Hitlers Zug nach Coburg - Der Deutsche Tag von 1922

Eine Ausstellung der Historischen Gesellschaft Coburg, des Staatsarchivs Coburg und der Landesbibliothek Coburg beleuchtet die Umstände von Hitlers Auftreten in Coburg im Jahr 1922. Sie ist noch bis zum 13.1.2023 zu sehen.

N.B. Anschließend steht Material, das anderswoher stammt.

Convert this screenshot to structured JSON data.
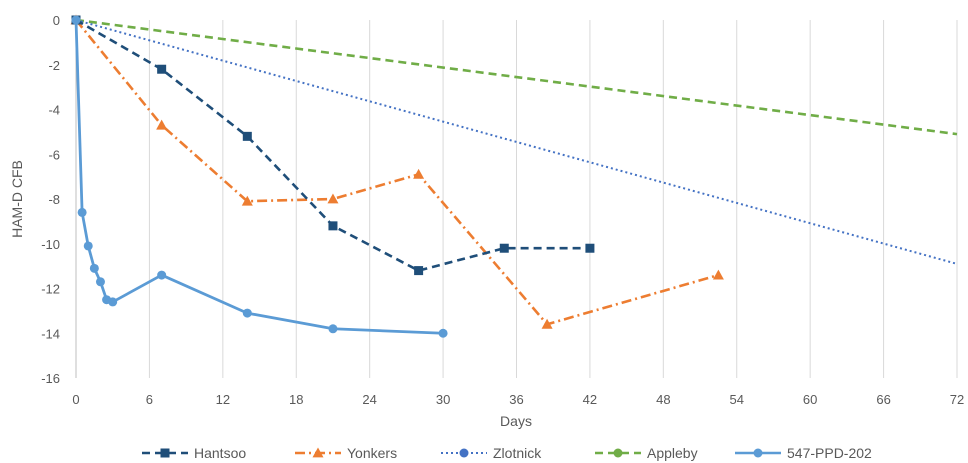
{
  "chart_data": {
    "type": "line",
    "title": "",
    "xlabel": "Days",
    "ylabel": "HAM-D CFB",
    "xlim": [
      0,
      72
    ],
    "ylim": [
      -16,
      0
    ],
    "xticks": [
      0,
      6,
      12,
      18,
      24,
      30,
      36,
      42,
      48,
      54,
      60,
      66,
      72
    ],
    "yticks": [
      0,
      -2,
      -4,
      -6,
      -8,
      -10,
      -12,
      -14,
      -16
    ],
    "grid": "vertical",
    "legend_position": "bottom",
    "series": [
      {
        "name": "Hantsoo",
        "color": "#1f4e79",
        "line_style": "dashed",
        "marker": "square",
        "x": [
          0,
          7,
          14,
          21,
          28,
          35,
          42
        ],
        "y": [
          0,
          -2.2,
          -5.2,
          -9.2,
          -11.2,
          -10.2,
          -10.2
        ]
      },
      {
        "name": "Yonkers",
        "color": "#ed7d31",
        "line_style": "dash-dot",
        "marker": "triangle",
        "x": [
          0,
          7,
          14,
          21,
          28,
          38.5,
          52.5
        ],
        "y": [
          0,
          -4.7,
          -8.1,
          -8.0,
          -6.9,
          -13.6,
          -11.4
        ]
      },
      {
        "name": "Zlotnick",
        "color": "#4472c4",
        "line_style": "dotted",
        "marker": "circle",
        "x": [
          0,
          72
        ],
        "y": [
          0,
          -10.9
        ]
      },
      {
        "name": "Appleby",
        "color": "#70ad47",
        "line_style": "dashed",
        "marker": "circle",
        "x": [
          0,
          72
        ],
        "y": [
          0,
          -5.1
        ]
      },
      {
        "name": "547-PPD-202",
        "color": "#5b9bd5",
        "line_style": "solid",
        "marker": "circle",
        "x": [
          0,
          0.5,
          1,
          1.5,
          2,
          2.5,
          3,
          7,
          14,
          21,
          30
        ],
        "y": [
          0,
          -8.6,
          -10.1,
          -11.1,
          -11.7,
          -12.5,
          -12.6,
          -11.4,
          -13.1,
          -13.8,
          -14.0
        ]
      }
    ]
  }
}
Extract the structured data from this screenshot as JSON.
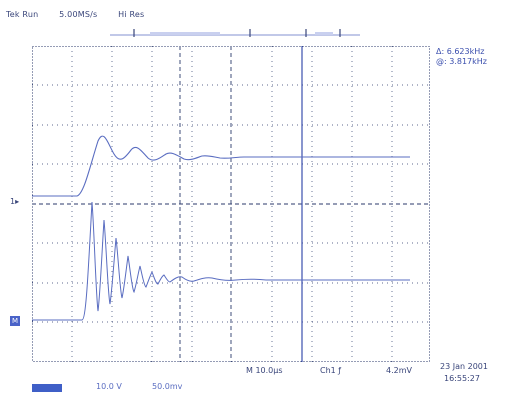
{
  "header": {
    "status": "Tek Run",
    "sample_rate": "5.00MS/s",
    "mode": "Hi Res"
  },
  "cursor_readout": {
    "delta": "Δ: 6.623kHz",
    "at": "@: 3.817kHz"
  },
  "ch1_marker": "1",
  "ch2_marker": "M",
  "timebase": "M 10.0µs",
  "trigger": "Ch1 ƒ",
  "trigger_level": "4.2mV",
  "date": "23 Jan 2001",
  "time": "16:55:27",
  "ch_scale_1": "10.0 V",
  "ch_scale_2": "50.0mv",
  "colors": {
    "trace": "#5a6dc1",
    "cursor": "#3b4fae",
    "grid": "#2b3a6b"
  },
  "icons": [
    "trigger-position-icon",
    "cursor-bar-icon"
  ]
}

Das Plakat zur Ausstellung

Das Plakat zur Ausstellung

Am 14. und 15. Oktober 1922 traten Adolf Hitler und mit ihm 650 SA-Männer beim Dritten Deutschen Tag in Coburg zum ersten Mal in größerem Stil außerhalb von München auf. Die Zusammenkunft verschiedenster vaterländischer und völkischer Verbände wurde letztlich von Hitlers SA dominiert, welche nach heftigen Auseinandersetzungen mit Gegendemonstranten für sich beanspruchte, Coburg vom „roten Terror“ der Arbeiterschaft befreit zu haben. Das Ereignis fand deutschlandweit große Beachtung und war ein Vorgriff auf das Krisenjahr 1923, an dessen Ende der Hitlerputsch stand. Als „Markstein der Bewegung“ sollte es fortan fest in den Parteimythos der NSDAP eingefügt werden.  Die Ausstellung der drei Einrichtungen will die Umstände von Hitlers Auftreten in Coburg beleuchten, wichtige Protagonisten und Schauplätze präsentieren und die Bedeutung des Ereignisses für Coburg und die Geschichte der NSDAP herausstellen.

Ort: Foyer des Staatsarchivs Coburg, Herrngasse 11. Der Eintritt ist frei.

Öffnungszeiten: Mo-Do 8-16 Uhr, Fr 8-13.30 Uhr; Laufzeit 17.10.2022-13.1.2023;

geschlossen 1.11.2022, 26.12.2022, 6.1.2023.